The talented, eclectic ensemble Kahulanui will bring their Hawaiian big band sounds to the Barkley Theatre in the Oats Park Art Center on March 25.
During the 1920s and 1930s you could hear a number of orchestras, including the Royal Hawaiian Band, playing Hawaiian Swing and these jumping performances were wildly popular.
Kahulanui, and its director, Lolena “Lena” Naipo Jr., draw upon and borrow from these influences—his grandfather was a member of the Royal Hawaiians. Their resulting sound presents some classic island songs in a highly syncopated style and has led to them becoming known as the Kings of Hawaiian Swing.
These musical sounds were captured on the group’s debut album “Hu;a Ku’I,” which went on to garner a Grammy nomination for Best Regional Roots Album, for the nine-member ensemble.
It is a truly contemporary take on this vintage musical style. The band’s name translates roughly as “The Big Dance” and the Wall Street Journal suggested that their music will make you want to dance the Hula and do the Jitterbug at the same time.”
Members of the group will talk about the history and traditions of island musical styles in a free and open to the public, informal conversation at 3 p.m. in the Center’s Art Bar. These casual conversations are a great way to learn about diverse musical traditions and talk with the performers in an up close and personal setting.,
Doors and the Art Bar for the evening show will open at 7 p.m. and the show will begin at 8 p.m. Tickets are $17 for CAC members and $20 for nonmembers and you can get yours at Jeff’s Copy Express on Maine Street, at ITT @ NAS Fallon or by calling Churchill Arts at 775-4123-1440.
Coming up on April 8 will be the opening reception for the new visual art exhibition in the galleries at the Art Center.

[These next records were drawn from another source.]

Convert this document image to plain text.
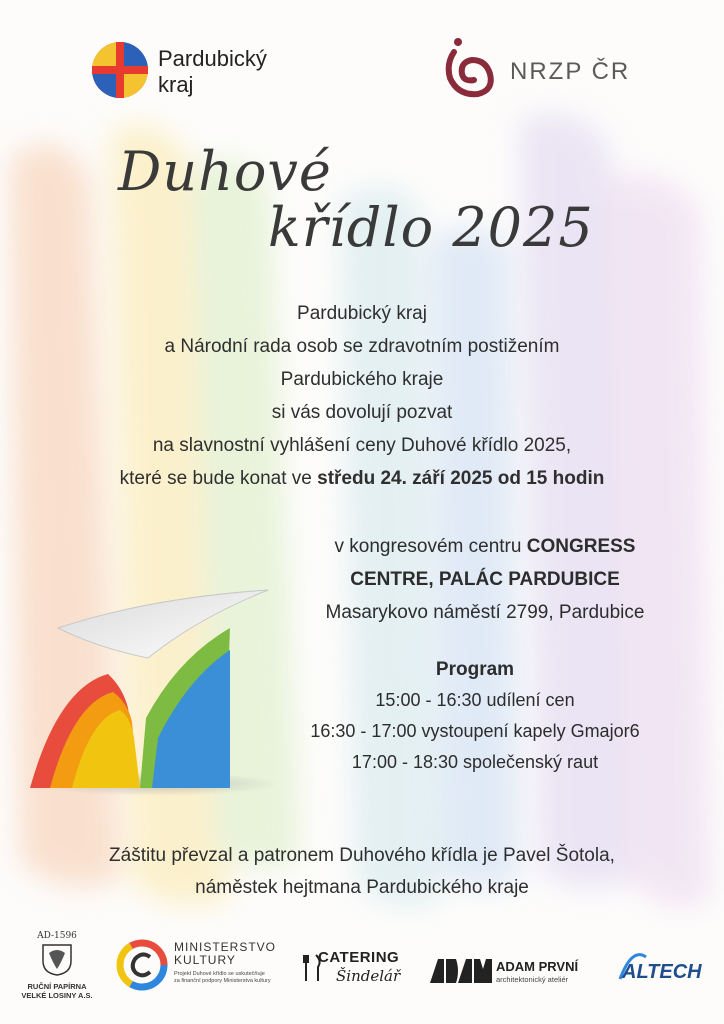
Pardubický
kraj	NRZP ČR
Duhové
křídlo 2025
Pardubický kraj
a Národní rada osob se zdravotním postižením
Pardubického kraje
si vás dovolují pozvat
na slavnostní vyhlášení ceny Duhové křídlo 2025,
které se bude konat ve středu 24. září 2025 od 15 hodin
v kongresovém centru CONGRESS
CENTRE, PALÁC PARDUBICE
Masarykovo náměstí 2799, Pardubice
Program
15:00 - 16:30 udílení cen
16:30 - 17:00 vystoupení kapely Gmajor6
17:00 - 18:30 společenský raut
Záštitu převzal a patronem Duhového křídla je Pavel Šotola,
náměstek hejtmana Pardubického kraje
AD-1596
RUČNÍ PAPÍRNA
VELKÉ LOSINY A.S.
MINISTERSTVO
KULTURY
Projekt Duhové křídlo se uskutečňuje
za finanční podpory Ministerstva kultury
CATERING
Šindelář
ADAM PRVNÍ
architektonický ateliér	ALTECH
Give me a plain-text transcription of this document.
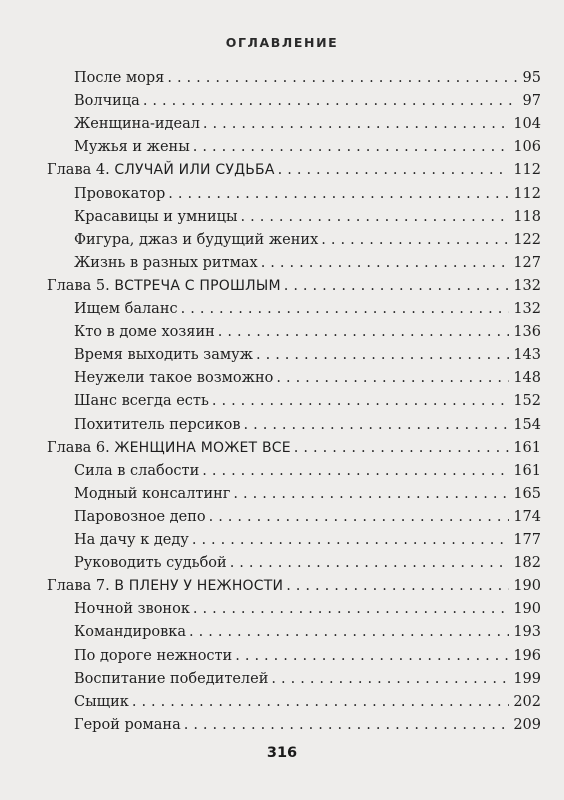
ОГЛАВЛЕНИЕ
После моря .....	95
Волчица .....	97
Женщина-идеал .....	104
Мужья и жены .....	106
Глава 4. СЛУЧАЙ ИЛИ СУДЬБА .....	112
Провокатор .....	112
Красавицы и умницы .....	118
Фигура, джаз и будущий жених .....	122
Жизнь в разных ритмах .....	127
Глава 5. ВСТРЕЧА С ПРОШЛЫМ .....	132
Ищем баланс .....	132
Кто в доме хозяин .....	136
Время выходить замуж .....	143
Неужели такое возможно .....	148
Шанс всегда есть .....	152
Похититель персиков .....	154
Глава 6. ЖЕНЩИНА МОЖЕТ ВСЕ .....	161
Сила в слабости .....	161
Модный консалтинг .....	165
Паровозное депо .....	174
На дачу к деду .....	177
Руководить судьбой .....	182
Глава 7. В ПЛЕНУ У НЕЖНОСТИ .....	190
Ночной звонок .....	190
Командировка .....	193
По дороге нежности .....	196
Воспитание победителей .....	199
Сыщик .....	202
Герой романа .....	209
316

The show, “CollAssemblage” will present the works of more than 36 regionally and nationally acclaimed artists working in the media of collage and assemblage. The reception will be held from 5:00 to 7:00 p.m. and is free and open to the public.
The strategies of collage and assemblage, which can be traced to early twentieth century innovations by artists such as Picasso and Kurt Schwitters, enable the creation of compositions by combining found or disparate objects and images. The invitational exhibition will survey the works of contemporary working in these media and we’ll have a closer look the artists included in the show in the coming weeks.